A decade ago, after a year of struggling in Delhi, I packed my bags and moved back to Bangalore, where I could both think and speak in Kannada. Wonder what this implies in a programming context!

R, Windows, Mac, and Bangalore and Chennai Auto Rickshaws

R on Windows is like a Bangalore auto rickshaw, R on Mac is a Chennai auto rickshaw. Let me explain.

For a long time now I’ve been using R for all my data management and manipulation and analysis and what not. Till two months back I did so on a Windows laptop and a desktop. The laptop had 8 GB RAM and the desktop had 16GB RAM. I would handle large datasets, and sometimes when I would try to do something complicated that required the use of more memory space than the computer had, the process would fail, saying “fail to allocate X GB of memory”. On Windows R would not creep into the hard disk, into virtual memory territory.

In other words it was like a Bangalore auto rickshaw, which plies mostly on meter but refuses to come to areas that are outside the driver’s “zone”. A binary decision.
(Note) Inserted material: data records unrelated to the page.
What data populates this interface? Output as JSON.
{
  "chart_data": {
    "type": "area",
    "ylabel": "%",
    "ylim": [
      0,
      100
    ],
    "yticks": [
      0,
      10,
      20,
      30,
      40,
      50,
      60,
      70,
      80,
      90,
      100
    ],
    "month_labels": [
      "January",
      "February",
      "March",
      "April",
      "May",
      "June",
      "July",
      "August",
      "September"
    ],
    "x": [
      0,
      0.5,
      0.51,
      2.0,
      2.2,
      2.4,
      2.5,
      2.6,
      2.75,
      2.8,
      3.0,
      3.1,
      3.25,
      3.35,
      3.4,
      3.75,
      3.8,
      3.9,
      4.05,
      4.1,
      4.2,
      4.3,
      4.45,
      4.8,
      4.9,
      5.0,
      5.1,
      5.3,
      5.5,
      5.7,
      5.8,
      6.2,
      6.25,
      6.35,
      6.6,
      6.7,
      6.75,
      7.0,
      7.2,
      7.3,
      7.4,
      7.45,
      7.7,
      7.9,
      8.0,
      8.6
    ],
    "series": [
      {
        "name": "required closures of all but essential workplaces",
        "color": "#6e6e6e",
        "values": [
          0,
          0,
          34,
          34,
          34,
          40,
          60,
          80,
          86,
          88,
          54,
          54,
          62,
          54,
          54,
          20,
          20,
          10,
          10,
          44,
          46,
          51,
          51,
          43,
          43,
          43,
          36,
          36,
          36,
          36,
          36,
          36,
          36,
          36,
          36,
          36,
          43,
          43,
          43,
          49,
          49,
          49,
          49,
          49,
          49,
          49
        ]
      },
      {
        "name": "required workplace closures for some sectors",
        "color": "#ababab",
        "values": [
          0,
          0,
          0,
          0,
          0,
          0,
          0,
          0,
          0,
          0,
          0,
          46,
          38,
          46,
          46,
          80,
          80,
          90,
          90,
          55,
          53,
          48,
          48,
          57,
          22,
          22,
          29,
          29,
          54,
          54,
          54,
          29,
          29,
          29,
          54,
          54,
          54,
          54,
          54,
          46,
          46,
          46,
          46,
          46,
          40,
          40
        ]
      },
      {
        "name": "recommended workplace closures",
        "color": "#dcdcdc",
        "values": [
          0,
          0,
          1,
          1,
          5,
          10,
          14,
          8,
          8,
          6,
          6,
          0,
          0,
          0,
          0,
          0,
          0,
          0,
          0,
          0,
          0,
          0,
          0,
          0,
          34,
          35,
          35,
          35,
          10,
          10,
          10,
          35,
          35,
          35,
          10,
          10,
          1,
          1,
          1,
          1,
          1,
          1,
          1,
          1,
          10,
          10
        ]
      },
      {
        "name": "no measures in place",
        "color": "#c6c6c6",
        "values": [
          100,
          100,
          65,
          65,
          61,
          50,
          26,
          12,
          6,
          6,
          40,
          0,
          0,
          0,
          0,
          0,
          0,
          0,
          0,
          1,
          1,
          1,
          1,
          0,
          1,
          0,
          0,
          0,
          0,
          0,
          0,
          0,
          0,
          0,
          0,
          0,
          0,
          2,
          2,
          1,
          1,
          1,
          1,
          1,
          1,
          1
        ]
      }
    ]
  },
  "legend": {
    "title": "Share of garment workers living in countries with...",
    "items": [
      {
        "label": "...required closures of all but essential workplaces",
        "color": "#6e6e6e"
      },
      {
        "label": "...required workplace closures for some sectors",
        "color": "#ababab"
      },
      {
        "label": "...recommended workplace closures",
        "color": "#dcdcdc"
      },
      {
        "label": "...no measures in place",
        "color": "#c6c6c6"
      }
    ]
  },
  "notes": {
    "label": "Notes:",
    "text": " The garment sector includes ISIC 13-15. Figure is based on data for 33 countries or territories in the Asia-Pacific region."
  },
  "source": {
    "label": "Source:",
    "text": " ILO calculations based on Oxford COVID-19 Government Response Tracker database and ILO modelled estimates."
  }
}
A yes or a no. No concept of price discrimination.

The Mac, which I’ve been using for the last two months, behaves differently. This one has only 8GB of RAM, but I’m able to handle large datasets without ever running out of memory. How is this achieved? By means of using the system’s Virtual Memory. This means the system doesn’t run out of memory, I haven’t received the “can’t allocate memory” error even once on this Mac.

So the catch here is that the virtual memory (despite having a SSD hard disk) is painfully slow, and it takes a much longer time for the program to read and write from the memory than it does with the main memory. This means that processes that need more than 8 GB of RAM (I frequently end up running such queries) execute, but take a really long time to do so.

This is like Chennai auto rickshaws, who never say “no” but make sure they charge a price that will well compensate them for the distance and time and trouble and effort, and a bit more.